Recently, the Southern California Association of Governments voted on new housing development goals for the region for the coming decade. Its vote requires cities and counties to make plans to zone for up to 1.34 million new homes by the end of the decade.
The need to build additional new housing in California is without question. Housing prices have soared to record highs lately, even in the midst of the Covid-19 pandemic. The latest figures from February from the California Association of Realtors show that median sales prices jumped 18 percent over the last year in Southern California and 26.5 percent in the Bay Area.
Unfortunately, opponents of new housing have used the California Environmental Quality Act (CEQA) as weapons to block projects they oppose time and time again.
On an upcoming episode of PRI’s “Next Round” podcast, Nolan Gray says that CEQA, as currently applied, “ends up throwing sand in the gears of any necessary change or improvement in the state, and ultimately makes things like housing much, much more expensive.”
He spoke of cases where “non-profits or even for-profit developers have tried to build the housing that already the state makes so difficult to build” then having to face “bad faith litigation by people exploiting some of these environmental review regulations.”
In the latest example, a Los Angeles Superior Court judge has temporarily put the brakes on a large housing project just north of Los Angeles that would bring much-needed new housing to the region.
According to the Los Angeles Daily News, “the Los Angeles County Board of Supervisors in April 2019 gave final approval to the specific plan for Centennial at Tejon Ranch, a master planned mixed-use residential community located in the northwest Los Angeles County section of Tejon Ranch.” The project plans called for the construction of more than 19,000 new homes, plus more than 10 million square feet of new commercial space – and would have helped the region make progress toward the new housing goals.
The project has been in the works for two decades and the builder has bent over backwards to work with environmentalists.

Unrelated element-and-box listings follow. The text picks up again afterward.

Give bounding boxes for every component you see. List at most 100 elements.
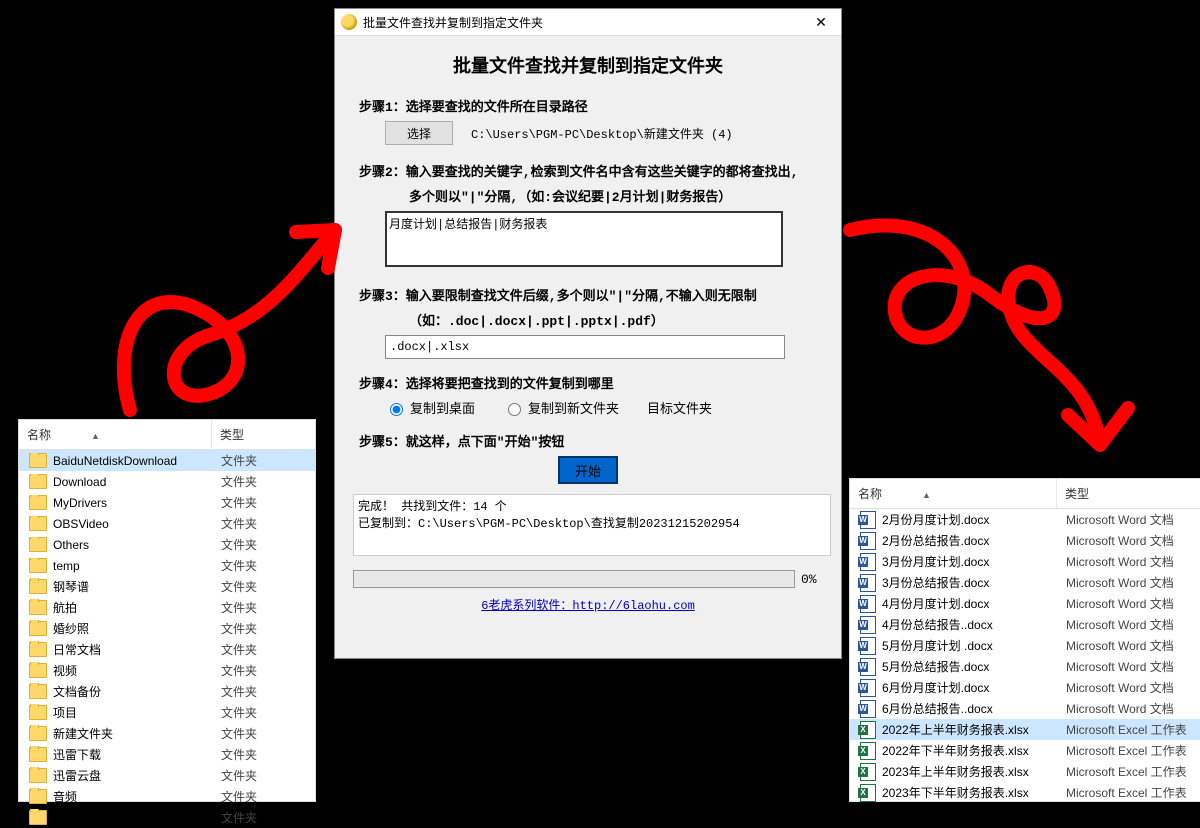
file-name: 6月份月度计划.docx: [882, 679, 989, 696]
select-path-button[interactable]: 选择: [385, 121, 453, 145]
folder-icon: [29, 495, 47, 510]
progress-percent: 0%: [801, 572, 817, 587]
file-row[interactable]: 照片文件夹: [19, 807, 315, 828]
word-icon: [860, 700, 876, 718]
file-type: 文件夹: [215, 746, 315, 763]
folder-icon: [29, 663, 47, 678]
file-row[interactable]: 6月份月度计划.docxMicrosoft Word 文档: [850, 677, 1200, 698]
file-row[interactable]: 3月份总结报告.docxMicrosoft Word 文档: [850, 572, 1200, 593]
file-row[interactable]: Download文件夹: [19, 471, 315, 492]
folder-icon: [29, 768, 47, 783]
file-row[interactable]: MyDrivers文件夹: [19, 492, 315, 513]
file-row[interactable]: 迅雷下载文件夹: [19, 744, 315, 765]
folder-icon: [29, 474, 47, 489]
excel-icon: [860, 784, 876, 802]
app-icon: [341, 14, 357, 30]
file-row[interactable]: 4月份总结报告..docxMicrosoft Word 文档: [850, 614, 1200, 635]
folder-icon: [29, 726, 47, 741]
folder-icon: [29, 747, 47, 762]
file-row[interactable]: 3月份月度计划.docx Microsoft Word 文档: [850, 551, 1200, 572]
file-type: 文件夹: [215, 473, 315, 490]
step3-sublabel: （如：.doc|.docx|.ppt|.pptx|.pdf）: [409, 310, 817, 329]
file-type: 文件夹: [215, 725, 315, 742]
folder-icon: [29, 642, 47, 657]
keywords-input[interactable]: 月度计划|总结报告|财务报表: [385, 211, 783, 267]
excel-icon: [860, 742, 876, 760]
file-row[interactable]: 2月份总结报告.docxMicrosoft Word 文档: [850, 530, 1200, 551]
file-row[interactable]: 航拍文件夹: [19, 597, 315, 618]
close-button[interactable]: ✕: [801, 14, 841, 31]
file-row[interactable]: 迅雷云盘 文件夹: [19, 765, 315, 786]
file-name: 3月份月度计划.docx: [882, 553, 989, 570]
file-type: Microsoft Word 文档: [1060, 511, 1200, 528]
file-row[interactable]: 2022年上半年财务报表.xlsxMicrosoft Excel 工作表: [850, 719, 1200, 740]
folder-icon: [29, 453, 47, 468]
file-row[interactable]: 音频文件夹: [19, 786, 315, 807]
folder-icon: [29, 810, 47, 825]
file-type: Microsoft Excel 工作表: [1060, 721, 1200, 738]
folder-icon: [29, 558, 47, 573]
file-row[interactable]: 2月份月度计划.docxMicrosoft Word 文档: [850, 509, 1200, 530]
file-type: 文件夹: [215, 788, 315, 805]
titlebar: 批量文件查找并复制到指定文件夹 ✕: [335, 9, 841, 36]
word-icon: [860, 679, 876, 697]
col-name-header[interactable]: 名称▲: [850, 479, 1056, 508]
file-name: OBSVideo: [53, 517, 109, 531]
word-icon: [860, 595, 876, 613]
word-icon: [860, 574, 876, 592]
col-name-header[interactable]: 名称▲: [19, 420, 211, 449]
vendor-link[interactable]: 6老虎系列软件：http://6laohu.com: [481, 599, 695, 613]
radio-copy-desktop-input[interactable]: [390, 403, 403, 416]
file-name: 5月份总结报告.docx: [882, 658, 989, 675]
file-row[interactable]: 2022年下半年财务报表.xlsxMicrosoft Excel 工作表: [850, 740, 1200, 761]
file-row[interactable]: 文档备份文件夹: [19, 681, 315, 702]
file-name: 迅雷云盘: [53, 767, 101, 784]
extension-input[interactable]: [385, 335, 785, 359]
col-type-header[interactable]: 类型: [1056, 479, 1200, 508]
file-name: BaiduNetdiskDownload: [53, 454, 177, 468]
file-row[interactable]: 项目文件夹: [19, 702, 315, 723]
file-row[interactable]: 2023年上半年财务报表.xlsxMicrosoft Excel 工作表: [850, 761, 1200, 782]
file-row[interactable]: 新建文件夹文件夹: [19, 723, 315, 744]
folder-icon: [29, 621, 47, 636]
col-type-header[interactable]: 类型: [211, 420, 315, 449]
word-icon: [860, 616, 876, 634]
main-dialog: 批量文件查找并复制到指定文件夹 ✕ 批量文件查找并复制到指定文件夹 步骤1：选择…: [334, 8, 842, 659]
file-name: 5月份月度计划 .docx: [882, 637, 993, 654]
file-name: 2月份总结报告.docx: [882, 532, 989, 549]
file-name: 照片: [53, 809, 77, 826]
step3-label: 步骤3：输入要限制查找文件后缀,多个则以"|"分隔,不输入则无限制: [359, 285, 817, 304]
start-button[interactable]: 开始: [558, 456, 618, 484]
file-type: 文件夹: [215, 767, 315, 784]
file-name: 4月份月度计划.docx: [882, 595, 989, 612]
radio-copy-desktop[interactable]: 复制到桌面: [385, 398, 475, 417]
file-row[interactable]: 婚纱照文件夹: [19, 618, 315, 639]
file-row[interactable]: BaiduNetdiskDownload 文件夹: [19, 450, 315, 471]
file-type: Microsoft Word 文档: [1060, 553, 1200, 570]
file-row[interactable]: 视频文件夹: [19, 660, 315, 681]
file-row[interactable]: 5月份月度计划 .docxMicrosoft Word 文档: [850, 635, 1200, 656]
file-row[interactable]: 日常文档文件夹: [19, 639, 315, 660]
radio-copy-newfolder-input[interactable]: [508, 403, 521, 416]
selected-path-text: C:\Users\PGM-PC\Desktop\新建文件夹 (4): [471, 125, 733, 142]
file-type: 文件夹: [215, 599, 315, 616]
file-name: 文档备份: [53, 683, 101, 700]
file-row[interactable]: 4月份月度计划.docxMicrosoft Word 文档: [850, 593, 1200, 614]
word-icon: [860, 511, 876, 529]
file-type: Microsoft Excel 工作表: [1060, 784, 1200, 801]
dialog-heading: 批量文件查找并复制到指定文件夹: [359, 52, 817, 78]
file-name: 日常文档: [53, 641, 101, 658]
file-type: 文件夹: [215, 452, 315, 469]
file-row[interactable]: temp文件夹: [19, 555, 315, 576]
file-row[interactable]: 钢琴谱文件夹: [19, 576, 315, 597]
file-type: Microsoft Word 文档: [1060, 574, 1200, 591]
radio-copy-newfolder[interactable]: 复制到新文件夹: [503, 398, 619, 417]
window-title: 批量文件查找并复制到指定文件夹: [363, 14, 801, 31]
column-header-row: 名称▲ 类型: [850, 479, 1200, 509]
file-row[interactable]: 5月份总结报告.docxMicrosoft Word 文档: [850, 656, 1200, 677]
file-row[interactable]: 6月份总结报告..docxMicrosoft Word 文档: [850, 698, 1200, 719]
file-row[interactable]: OBSVideo文件夹: [19, 513, 315, 534]
step2-label: 步骤2：输入要查找的关键字,检索到文件名中含有这些关键字的都将查找出,: [359, 161, 817, 180]
file-row[interactable]: Others文件夹: [19, 534, 315, 555]
step2-sublabel: 多个则以"|"分隔,（如:会议纪要|2月计划|财务报告）: [409, 186, 817, 205]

According to the Los Angeles Times, “the company brokered an agreement with several major environmental organizations in 2008 to conserve 240,000 acres of undeveloped mountains, grasslands and twisted oaks that are home to such species of wildlife as California condors and mountain lions” in exchange for the groups not suing to try and block it.
Yet groups including Climate Resolve, the Center for Biological Diversity and the California Native Plant Society filed 23 claims anyway, citing potential CEQA violations. While the judge dismissed 20 of the claims, he agreed with their claims that the environmental impact report approved by LA County did not properly account for the project’s impact on emissions or wildfire risk and improperly claimed cap and trade would reduce its potential emissions.
While the ruling does not kill the project, it certainly has a much more uncertain future now. The Bakersfield Californian reports that Tejon Ranch president and CEO Gregory Bielli said after the ruling, “environmental impact reports are extremely lengthy, complex documents, and it’s difficult to get everything perfect the first time out.”
The Hon. Dan Kolkey, PRI board member, has outlined several common-sense reforms to fix serious flaws in CEQA that are holding up housing construction projects across the state. Noting that environmental impact reports have “morphed into a high-priced speed trap,” one reform he suggests would clarify the law to prevent courts from overturning a project approval where omitted information would not have affected its approval and did not affect the public’s ability to evaluate its impacts. Such a reform might have helped resolve the dispute in the Tejon Ranch case.
Efforts to reform California’s costly and complicated environmental law routinely run into roadblocks in Sacramento. This is despite the fact that Democrats and Republicans alike speak of the importance of removing roadblocks to building new housing. Until the Legislature acts, CEQA will continue to stand in the way of Californians looking for relief from skyrocketing home prices.
Tim Anaya is the Pacific Research Institute’s senior director of communications and the Sacramento office.